Ils ont toutefois au moins pu avoir à manger: Vangelis Tsirinatis, qui gère un kiosque et la seule taverne de l'île, a préparé des repas pour les migrants 24 heures sur 24. Heureusement, le restaurateur de 46 ans avait stocké suffisamment de spaghettis, de riz, de pommes de terre et de conserves.
Environ 300 kilomètres séparent la Libye des îles les plus au sud de la Grèce. Des migrants ont rapporté que les passeurs leur demandaient entre 4000 et 5000 dollars, pour la traversée de Tobrouk à la Crète.
Mais certains paient le voyage de leur vie. La mer libyenne est souvent agitée. De nombreux bateaux utilisés par les passeurs ne sont pas du tout en état de naviguer et sont en outre complètement surchargés. La route entre la Libye et la Crète est considérée comme l'une des plus dangereuses de toute la Méditerranée.
Selon le Haut Commissariat des Nations unies pour les réfugiés (HCR), 710 migrants se sont noyés l'année dernière en Méditerranée orientale. Le nombre de victimes a ainsi doublé par rapport à 2022. Mais d'après les estimations des experts, le nombre réel devrait être bien plus élevé.

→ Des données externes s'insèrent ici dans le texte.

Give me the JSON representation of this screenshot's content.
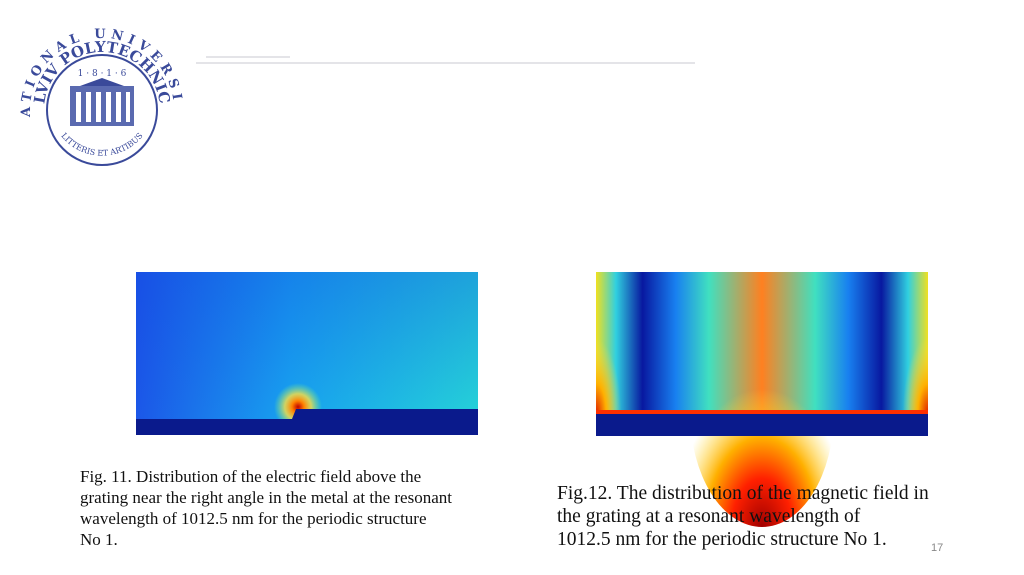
{
  "logo": {
    "top_text": "NATIONAL UNIVERSITY",
    "main_text": "LVIV POLYTECHNIC",
    "year": "1 · 8 · 1 · 6",
    "motto": "LITTERIS ET ARTIBUS"
  },
  "figures": [
    {
      "caption": [
        "Fig. 11. Distribution of the electric field above the",
        "grating near the right angle in the metal at the resonant",
        "wavelength of 1012.5 nm for the periodic structure",
        "No 1."
      ]
    },
    {
      "caption": [
        "Fig.12. The distribution of the magnetic field in",
        "the grating at a resonant wavelength of",
        "1012.5 nm for the periodic structure No 1."
      ]
    }
  ],
  "page_number": "17"
}
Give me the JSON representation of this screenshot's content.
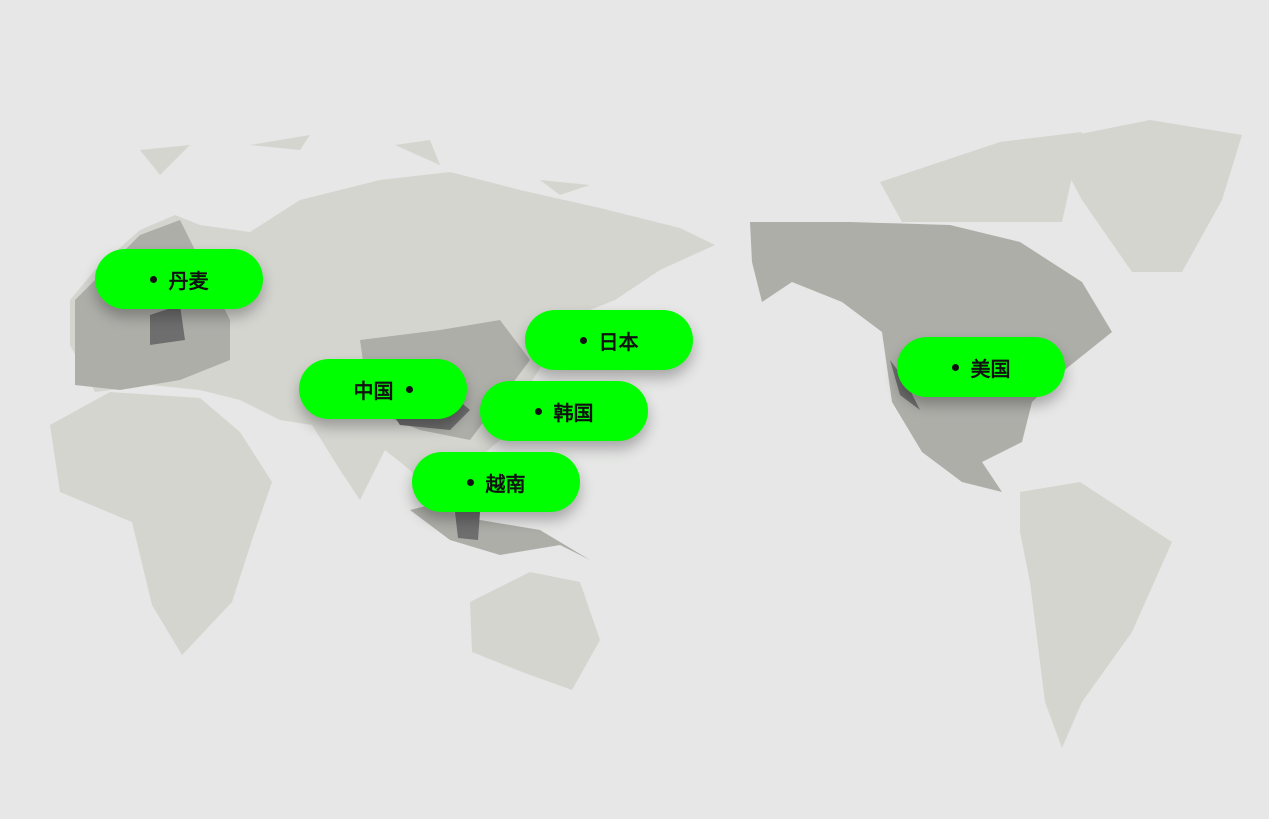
{
  "map": {
    "colors": {
      "background": "#e6e7e6",
      "land_light": "#d5d5d0",
      "land_mid": "#aeaea9",
      "land_highlight": "#6e6e6e",
      "marker": "#00ff00"
    },
    "markers": [
      {
        "id": "denmark",
        "label": "丹麦",
        "dot": "before"
      },
      {
        "id": "japan",
        "label": "日本",
        "dot": "before"
      },
      {
        "id": "china",
        "label": "中国",
        "dot": "after"
      },
      {
        "id": "korea",
        "label": "韩国",
        "dot": "before"
      },
      {
        "id": "vietnam",
        "label": "越南",
        "dot": "before"
      },
      {
        "id": "usa",
        "label": "美国",
        "dot": "before"
      }
    ]
  }
}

Pendant ce temps, à Gavdos, l'inquiétude grandit quant à une nouvelle augmentation du flux de migrants. La plupart des habitants vivent du tourisme pendant les mois d'été. L'inquiétude est d'autant plus grande que leur île pourrait devenir une deuxième Lampedusa, la petite île italienne sur laquelle des milliers de migrants vivent dans des camps totalement surpeuplés. Dans ce cas, le tourisme serait probablement terminé, craint le restaurateur Vangelis.